Farmers’ bodies, Jammu Kashmir Kisan Tehreek and Apple Farmers Federation, said the unusual decision symbolises their desperation, as apples worth crores continue to rot on the highways while authorities, they alleged, are doing little beyond symbolic gestures.
Speaking to The Kashmiriyat, Zahoor Ahmad, a senior member of the farmers’ unions, said the step reflected the level of frustration among growers. “We invested a year’s labour in these orchards only to see our produce wasted because nothing substantial has been done,” he said. The unions are demanding the implementation of a Minimum Support Price (MSP) for apples, a robust Crop Insurance scheme, and swift restoration of transport links to save the industry from collapse.
He added that the reality on the ground paints a grim picture, far removed from the glossy claims made in official gazettes and government advertisements. “In the last few years, the central government has done very little other than symbolic gestures for farmers. The only prospering farmer you see is in newspapers or on television screens, projected for political gain. The ground reality is that farmers are committing suicides, selling off their ancestral fields, and migrating to cities to work as labourers. This is the slow death of our rural economy,” he said.
The protests were triggered by the repeated closure of the Srinagar–Jammu National Highway (NH-44), the region’s lifeline for transporting apples and other perishable fruits. Landslides, floods, shooting stones and road damage have left thousands of apple-laden trucks stranded on the route, unable to deliver produce to markets in Jammu and beyond. With delays stretching for days, large quantities of fruit are rotting in trucks, mandis and godowns. In response, fruit mandis across the Valley—including Sopore, Shopian, Handwara, Anantnag, Pulwama, Kulgam, Baramulla and Ganderbal, have shut down in protest, pressing for immediate government intervention.
Even when Kashmiri apples reach the markets, growers are forced to sell them at rock-bottom prices, further deepening their losses. “Thanks to Prime Minister Modi’s kid gesture to America and the lifting of import duties on American apples, our fruit cannot compete in the market. Consumers are buying imported apples at higher prices, while our local produce, grown with tremendous labour and care, is sold cheaply or left to rot. This is a disaster for Kashmir’s economy and for the livelihoods of hundreds of thousands of families,” Zahoor Ahmed told The Kashmiriyat. He also note that inconsistent government policies, lack of cold storage facilities, and poor supply chain management add to the crisis, leaving farmers with no bargaining power and limited options to preserve their produce.

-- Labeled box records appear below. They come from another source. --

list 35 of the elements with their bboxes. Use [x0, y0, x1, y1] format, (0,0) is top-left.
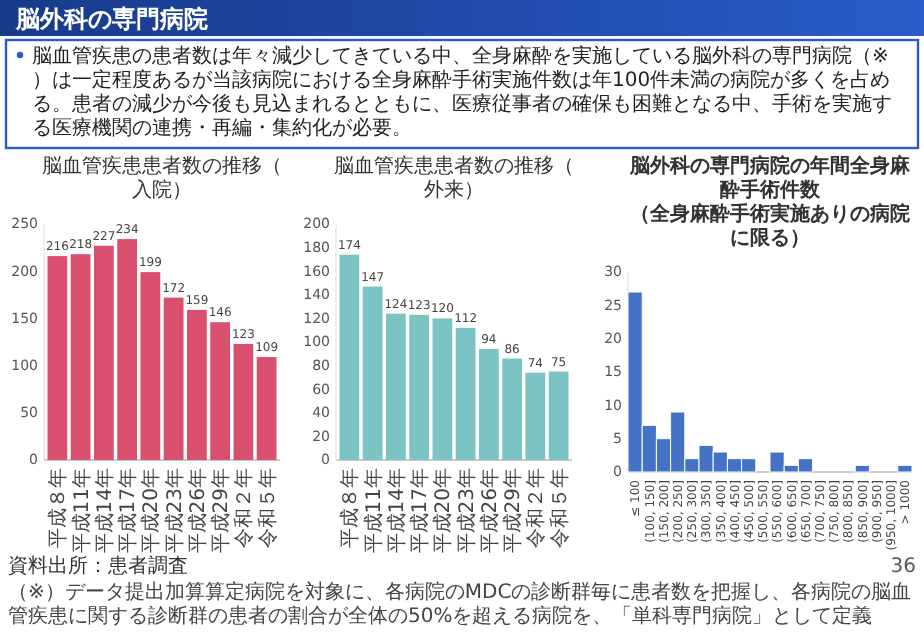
- text: 脳外科の専門病院: [14, 5, 208, 33]
- x-tick-label: 平成８年: [46, 468, 71, 548]
- text: （※）データ提出加算算定病院を対象に、各病院のMDCの診断群毎に患者数を把握し、各病院の脳血管疾患に関する診断群の患者の割合が全体の50%を超える病院を、「単科専門病院」として定義: [8, 580, 912, 628]
- bar: [256, 357, 277, 460]
- text: 脳血管疾患の患者数は年々減少してきている中、全身麻酔を実施している脳外科の専門病院（※）は一定程度あるが当該病院における全身麻酔手術実施件数は年100件未満の病院が多くを占める。患者の減少が今後も見込まれるとともに、医療従事者の確保も困難となる中、手術を実施する医療機関の連携・再編・集約化が必要。: [32, 44, 892, 140]
- bar: [897, 464, 913, 473]
- text: 資料出所：患者調査: [8, 554, 188, 578]
- x-tick-label: 平成８年: [338, 468, 363, 548]
- x-tick-label: 平成20年: [139, 468, 164, 554]
- x-tick-label: 平成11年: [69, 468, 94, 554]
- x-tick-label: 平成14年: [384, 468, 409, 554]
- x-tick-label: 平成11年: [361, 468, 386, 554]
- x-tick-label: 平成26年: [185, 468, 210, 554]
- bar: [339, 254, 360, 460]
- x-tick-label: 令和２年: [232, 468, 257, 548]
- x-tick-label: 平成14年: [92, 468, 117, 554]
- chart-subtitle: （全身麻酔手術実施ありの病院に限る）: [630, 202, 910, 250]
- x-tick-label: 平成26年: [477, 468, 502, 554]
- x-tick-label: 平成20年: [431, 468, 456, 554]
- chart-title: 脳血管疾患患者数の推移（入院）: [42, 154, 282, 202]
- chart-title: 脳外科の専門病院の年間全身麻酔手術件数: [628, 154, 912, 202]
- bar: [548, 371, 569, 460]
- text: 36: [890, 556, 916, 578]
- x-tick-label: 令和５年: [547, 468, 572, 548]
- x-tick-label: 平成29年: [501, 468, 526, 554]
- x-tick-label: 平成23年: [162, 468, 187, 554]
- x-tick-label: 平成17年: [116, 468, 141, 554]
- x-tick-label: 令和５年: [255, 468, 280, 548]
- bar: [47, 256, 68, 460]
- x-tick-label: 平成23年: [454, 468, 479, 554]
- x-tick-label: 令和２年: [524, 468, 549, 548]
- chart-title: 脳血管疾患患者数の推移（外来）: [334, 154, 574, 202]
- bar: [854, 464, 870, 473]
- x-tick-label: 平成17年: [408, 468, 433, 554]
- x-tick-label: 平成29年: [209, 468, 234, 554]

Growers estimate that losses already run between ₹500 and ₹1,200 crore, depending on how long the highway remains blocked. They have appealed to the government to ensure smooth and guaranteed passage for fruit trucks, particularly between Qazigund and Banihal, to declare an MSP so that farmers are shielded from market crashes, and to put in place or strengthen crop insurance that covers both natural disasters and transport disruptions. Farmers have also demanded alternative transport options such as special parcel trains to reduce dependence on the highway.

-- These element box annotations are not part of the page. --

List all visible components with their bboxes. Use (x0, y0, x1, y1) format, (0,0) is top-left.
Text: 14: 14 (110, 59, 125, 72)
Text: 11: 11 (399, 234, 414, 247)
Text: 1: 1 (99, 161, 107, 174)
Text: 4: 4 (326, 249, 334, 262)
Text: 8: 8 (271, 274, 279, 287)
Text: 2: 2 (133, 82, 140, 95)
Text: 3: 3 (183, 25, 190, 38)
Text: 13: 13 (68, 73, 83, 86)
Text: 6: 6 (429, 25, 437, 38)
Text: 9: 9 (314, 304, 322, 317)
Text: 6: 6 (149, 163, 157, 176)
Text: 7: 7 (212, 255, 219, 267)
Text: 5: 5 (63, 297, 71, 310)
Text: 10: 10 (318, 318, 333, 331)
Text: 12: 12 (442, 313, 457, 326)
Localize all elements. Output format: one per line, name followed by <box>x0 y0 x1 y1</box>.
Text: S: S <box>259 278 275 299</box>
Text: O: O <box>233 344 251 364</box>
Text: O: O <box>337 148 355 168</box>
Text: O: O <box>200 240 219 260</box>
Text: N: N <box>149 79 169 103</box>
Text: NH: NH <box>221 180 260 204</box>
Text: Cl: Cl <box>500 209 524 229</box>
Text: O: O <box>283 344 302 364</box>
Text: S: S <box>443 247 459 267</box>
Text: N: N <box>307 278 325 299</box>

In response, the administration has flagged off a parcel train service to ferry apples from Kashmir to Delhi and promised two-day windows of “traffic clearance” for fruit trucks each week to help clear the backlog. Repair work is also underway on damaged stretches of the highway, but growers insist that these measures are inadequate given the magnitude of their losses. “We are not asking for favors. We are asking for survival. MSP and insurance are the only lifelines left,” Zahoor Ahmad said.
The crisis has broader implications as more than seven lakh families in Kashmir depend directly or indirectly on horticulture, making apple growing a socio-economic lifeline. Every year, millions of metric tonnes of apples are produced, but as a perishable commodity, even slight delays translate into devastating losses. Farmers say they feel ignored in the absence of an active political government in the Union Territory, with bureaucracy responding too slowly to their appeals. Many warn that without immediate steps, growers will be forced deeper into debt and entire orchards could be at risk.
For apple farmers, this is more than just a protest, it is a fight for survival. They say the road ahead, literally and figuratively, must be cleared, and relief must be delivered before the promise of the harvest turns into irreversible loss.